意意真的去超市里买了一袋子零食,拎着去了小白家里,午饭仍然是叫的外卖,两个人懒得都没把饭菜从快餐盒里倒出来,就这么吃了,剩菜随便收拾了一下就给扔垃圾桶了,然后一大一小两个小赖皮划拳决定谁出去扔垃圾。
小白输了立马就赖皮,没两句话意意就求饶了,灰溜溜的提着垃圾去安全楼道,还挺重,意意觉得一定得找个时间,好好的跟小白说说,他老这么浪费,这个习惯可不好,以后娶了老婆还怎么勤俭持家。
意意去倒了垃圾回来,要教育小白的想法在脑子里转了一圈就消失了。
一整个下午,两个人哪也没去,外面太阳大,懒得出去动弹,就赖在客厅的地毯上看了一下午的熊出没,到五点的时候,意意肚子里咕咕叫,果然吃零食是不能够填饱肚子的,她立马决定要出去吃。
可小白恁是就赖上了,动都不想动,意意费了好大的口舌,甚至都用上威胁了,小白怕她真的就这么走了,自己也无聊,也就勉为其难的回房间里去,把他身上穿了一整天的小黄人睡衣给换掉了,懒洋洋的跟着意意出门。
半小时后,西餐厅。
“你真的确定你不来?”意意手里举着电话,另一手翻看着菜单,有想吃的,就指给旁边的服务员看。
“我请你吃意面啊,可好吃了。
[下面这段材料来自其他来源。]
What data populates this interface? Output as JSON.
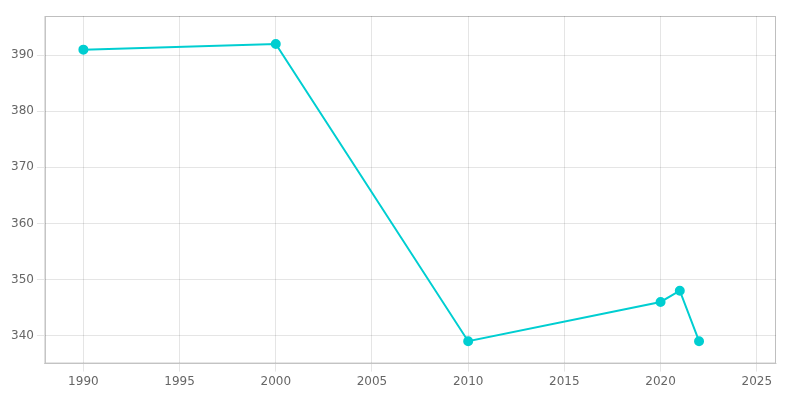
{
  "chart_data": {
    "type": "line",
    "x": [
      1990,
      2000,
      2010,
      2020,
      2021,
      2022
    ],
    "values": [
      391,
      392,
      339,
      346,
      348,
      339
    ],
    "color": "#00CED1",
    "marker": "circle",
    "xlim": [
      1988,
      2026
    ],
    "xticks": [
      1990,
      1995,
      2000,
      2005,
      2010,
      2015,
      2020,
      2025
    ],
    "ylim": [
      335,
      397
    ],
    "yticks": [
      340,
      350,
      360,
      370,
      380,
      390
    ],
    "grid": true
  }
}
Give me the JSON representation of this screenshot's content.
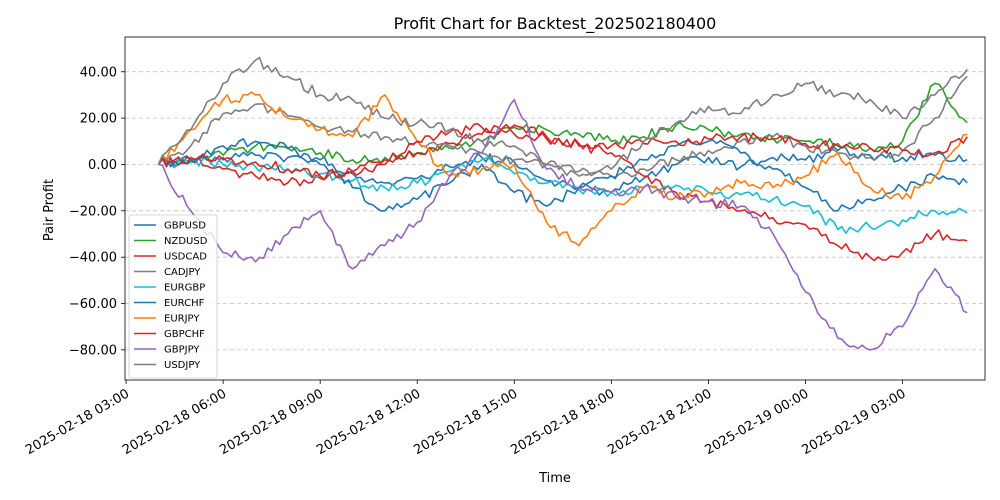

”
“我不吃,你也别跟我提,真心求你了,我现在听见吃的就反胃。”
意意也才只是说了“意面”两个字而已,宋凯茵在电话那头的反应居然这么大,把意意给惊得都忘记要翻页了,“怀孕真的这么难受啊?光是听名字也能反胃?”
“真的真的,不骗你。”宋凯茵深吸了一口气,顺嘴跑出一句话来,“就跟当初你得尿毒症时候一样,我情况还要严重些,你想象一下。”
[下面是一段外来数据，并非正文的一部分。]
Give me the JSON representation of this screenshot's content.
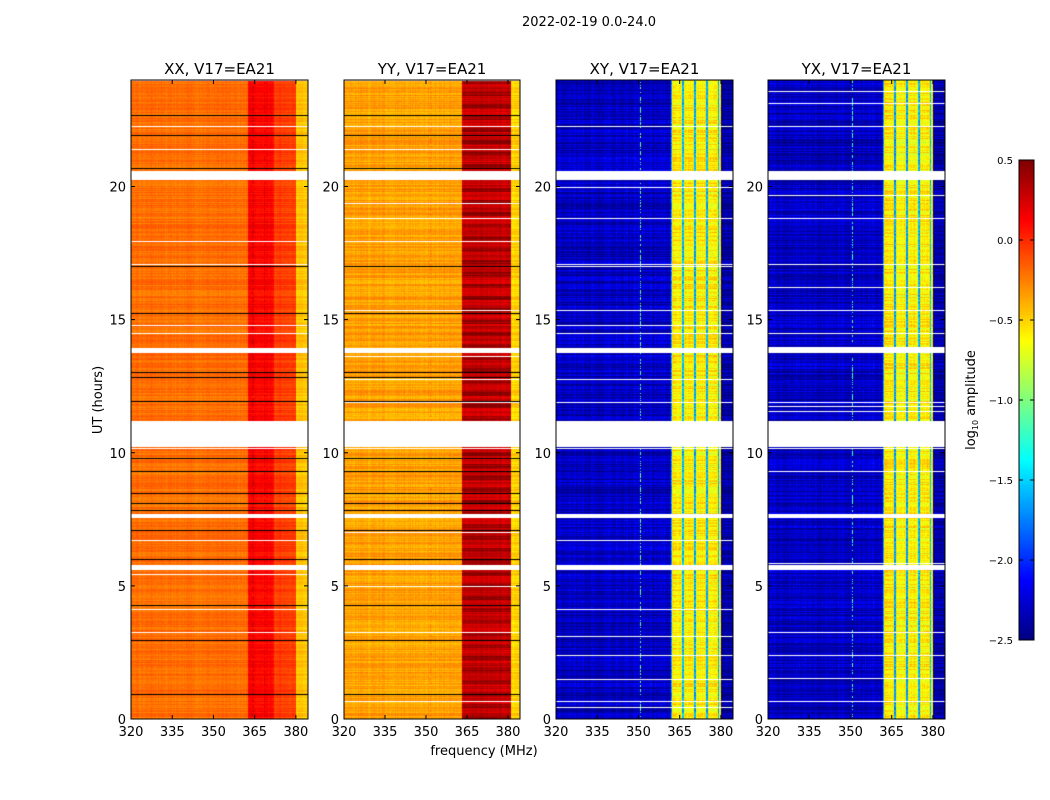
{
  "chart_data": {
    "type": "heatmap",
    "title": "2022-02-19 0.0-24.0",
    "xlabel": "frequency (MHz)",
    "ylabel": "UT (hours)",
    "colorbar_label_main": "log",
    "colorbar_label_sub": "10",
    "colorbar_label_rest": " amplitude",
    "colorbar_range": [
      -2.5,
      0.5
    ],
    "colorbar_ticks": [
      "0.5",
      "0.0",
      "−0.5",
      "−1.0",
      "−1.5",
      "−2.0",
      "−2.5"
    ],
    "colorbar_tick_values": [
      0.5,
      0.0,
      -0.5,
      -1.0,
      -1.5,
      -2.0,
      -2.5
    ],
    "colormap": "jet",
    "xlim": [
      320,
      384.4
    ],
    "ylim": [
      0,
      24
    ],
    "xticks": [
      320,
      335,
      350,
      365,
      380
    ],
    "yticks": [
      0,
      5,
      10,
      15,
      20
    ],
    "flagged_hours": [
      [
        20.25,
        20.6
      ],
      [
        10.25,
        11.2
      ],
      [
        13.75,
        13.95
      ],
      [
        7.55,
        7.7
      ],
      [
        5.6,
        5.8
      ]
    ],
    "black_lines_hours": [
      0.95,
      2.95,
      4.3,
      6.0,
      7.1,
      7.85,
      8.1,
      8.5,
      9.3,
      9.8,
      11.95,
      12.85,
      13.05,
      15.25,
      17.0,
      20.7,
      21.95,
      22.7
    ],
    "panels": [
      {
        "title": "XX, V17=EA21",
        "base": -0.2,
        "band": [
          [
            362.5,
            372,
            0.12
          ],
          [
            372,
            380,
            -0.05
          ],
          [
            380,
            384.4,
            -0.45
          ]
        ],
        "spike_freqs": [
          364.3,
          368.4
        ],
        "noise": 0.06
      },
      {
        "title": "YY, V17=EA21",
        "base": -0.35,
        "band": [
          [
            363,
            381,
            0.28
          ],
          [
            381,
            384.4,
            -0.5
          ]
        ],
        "spike_freqs": [
          351.5
        ],
        "noise": 0.08
      },
      {
        "title": "XY, V17=EA21",
        "base": -2.3,
        "band": [
          [
            361.5,
            380,
            -0.6
          ],
          [
            380,
            384.4,
            -2.4
          ]
        ],
        "spike_freqs": [
          350.5
        ],
        "noise": 0.15
      },
      {
        "title": "YX, V17=EA21",
        "base": -2.3,
        "band": [
          [
            361.5,
            380,
            -0.6
          ],
          [
            380,
            384.4,
            -2.4
          ]
        ],
        "spike_freqs": [
          350.5
        ],
        "noise": 0.15
      }
    ]
  }
}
意意最近对当初患尿毒症这事特别在意,都因为这跟南景深吵架了,能不在意么,要是面对面的,她当场就发火了,幸好她留了一丝理智,骂声都到口了,瞬的收住,但语气也不算好,“算了,我不跟你计较,谁让你现在正受苦受难呢,哈哈。”
意意挺不厚道的笑了两声,立马就听见宋凯茵本能反应的嗤声:“德行!”
意意点了份披萨,两份水果沙拉,还有黑椒牛排和烤鸡翅,另外再加了两个蛋挞,然后把菜单交给服务员,对着人家微微笑了笑。
“那我和小白吃了啊,你真不来,我就不管你了啊。”
“行吧,你多吃点,我现在差不多就只剩一口气在这儿吊着了,这会儿就是把唐僧肉摆我面前,我也没胃口。”
“呸呸呸,说什么呢,有你这么的么,怀个孕要死要活,还吊着一口气,你哪天要是真死了,我烧真钱给你。”
“行啊,那你一毛钱都不准留,全烧。”
宋凯茵语气里虽然是带着笑的,可后面说的这两句话半真半假的,让意意听出一丝悲凉来,想到宋凯茵如今的处境也是够可怜的,偏偏意意也只能静观其变,什么忙都帮不上。
“瞎贫,好了好了,我不跟你说了,我要吃东西了。”消极情绪被宋凯茵发现之前,意意打着哈哈把电话给挂了。
她把手机往桌面上随手一搁,抬头就见小白看着她似笑非笑的,“菜刚点好,还没上桌,你吃什么,桌子啊?”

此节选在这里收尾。